← Lessons

quiz vs the machine

Platinum1800

System Design

Distributed Locks for Singleton Jobs

Ensure only one instance of a job runs using a lease and fencing token.

6 min read · advanced · beat Platinum to climb

One at a Time

Some jobs must never run concurrently: a migration, a cache rebuild, or a single writer to an external system. With many workers, you need a distributed lock so only one holder runs the job at a time.

Lease, Not a Lock Forever

A holder that crashes while owning a permanent lock would block the job forever. So locks are leases with an expiry. If the holder does not renew, the lease expires and another worker can take over. A live holder renews periodically to keep working.

The Split Brain Risk

Leases create a danger. A holder pauses, for example a long garbage collection, past its expiry. Another worker acquires the lease. Now two workers believe they hold it and may both write.

Fencing Tokens

Defend with a fencing token: a number that increases each time the lease is granted. The protected resource records the highest token it has seen and rejects any write carrying a lower token. The stale holder thus gets fenced out even if it wakes up and tries to write.

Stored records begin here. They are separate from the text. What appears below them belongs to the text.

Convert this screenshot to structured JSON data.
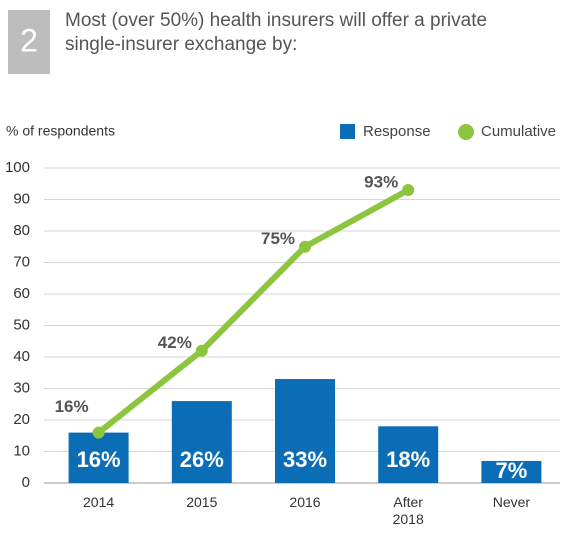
{
  "chart_data": {
    "type": "bar_line",
    "badge": "2",
    "title": [
      "Most (over 50%) health insurers will offer a private",
      "single-insurer exchange by:"
    ],
    "y_axis_label": "% of respondents",
    "categories": [
      "2014",
      "2015",
      "2016",
      "After 2018",
      "Never"
    ],
    "series": [
      {
        "name": "Response",
        "type": "bar",
        "color": "#0b6db5",
        "values": [
          16,
          26,
          33,
          18,
          7
        ],
        "value_labels": [
          "16%",
          "26%",
          "33%",
          "18%",
          "7%"
        ]
      },
      {
        "name": "Cumulative",
        "type": "line",
        "color": "#8cc63e",
        "values": [
          16,
          42,
          75,
          93,
          null
        ],
        "value_labels": [
          "16%",
          "42%",
          "75%",
          "93%",
          null
        ]
      }
    ],
    "ylim": [
      0,
      100
    ],
    "yticks": [
      0,
      10,
      20,
      30,
      40,
      50,
      60,
      70,
      80,
      90,
      100
    ],
    "grid": true,
    "legend": "top-right"
  }
}
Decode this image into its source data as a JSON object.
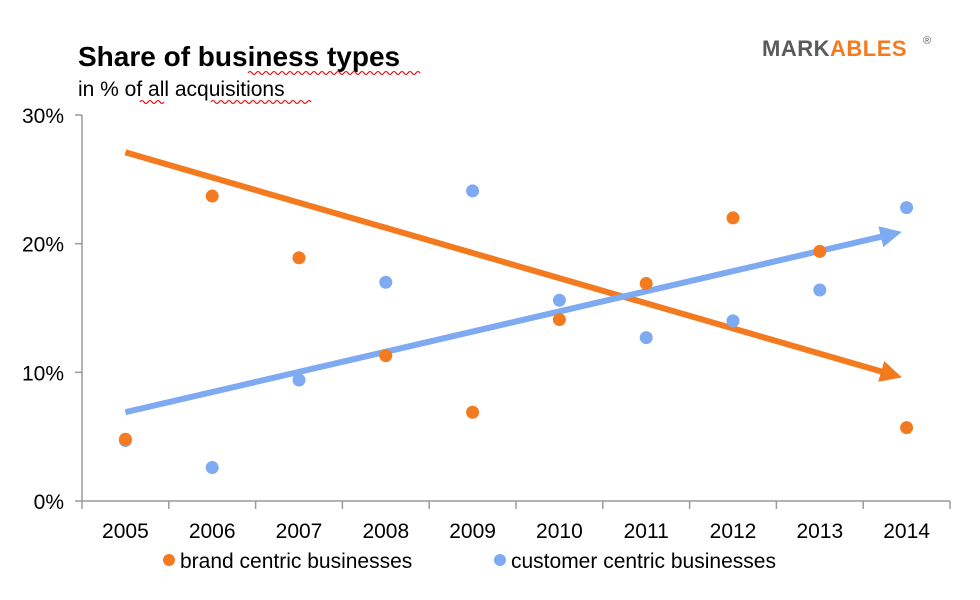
{
  "header": {
    "title": "Share of business types",
    "subtitle": "in % of all acquisitions",
    "logo": {
      "part1": "MARK",
      "part2": "ABLES",
      "registered": "®"
    }
  },
  "colors": {
    "brand_series": "#f47a1f",
    "customer_series": "#7eaaf2",
    "logo_dark": "#5a5a5a",
    "logo_accent": "#f47a1f"
  },
  "chart_data": {
    "type": "scatter",
    "title": "Share of business types",
    "subtitle": "in % of all acquisitions",
    "xlabel": "",
    "ylabel": "",
    "categories": [
      "2005",
      "2006",
      "2007",
      "2008",
      "2009",
      "2010",
      "2011",
      "2012",
      "2013",
      "2014"
    ],
    "yticks": [
      "0%",
      "10%",
      "20%",
      "30%"
    ],
    "ylim": [
      0,
      30
    ],
    "grid": false,
    "legend_position": "bottom",
    "series": [
      {
        "name": "brand centric businesses",
        "color": "#f47a1f",
        "values": [
          4.8,
          23.7,
          18.9,
          11.3,
          6.9,
          14.1,
          16.9,
          22.0,
          19.4,
          5.7
        ],
        "trend": {
          "start": 27.1,
          "end": 9.5
        }
      },
      {
        "name": "customer centric businesses",
        "color": "#7eaaf2",
        "values": [
          4.7,
          2.6,
          9.4,
          17.0,
          24.1,
          15.6,
          12.7,
          14.0,
          16.4,
          22.8
        ],
        "trend": {
          "start": 6.9,
          "end": 21.0
        }
      }
    ]
  }
}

Keep the Critical Section Small

Hold the lock only around the truly exclusive part. Long held locks reduce availability and raise the chance of expiry mid run.

Key idea

A singleton job uses a lease with renewal so a crashed holder is replaced, and a fencing token blocks a stale holder from corrupting the resource.

Check yourself

Answer to earn rating on the learn ladder.

1. Why are distributed locks usually implemented as leases with expiry?

2. What problem does a fencing token solve?

3. Why keep the critical section under the lock small?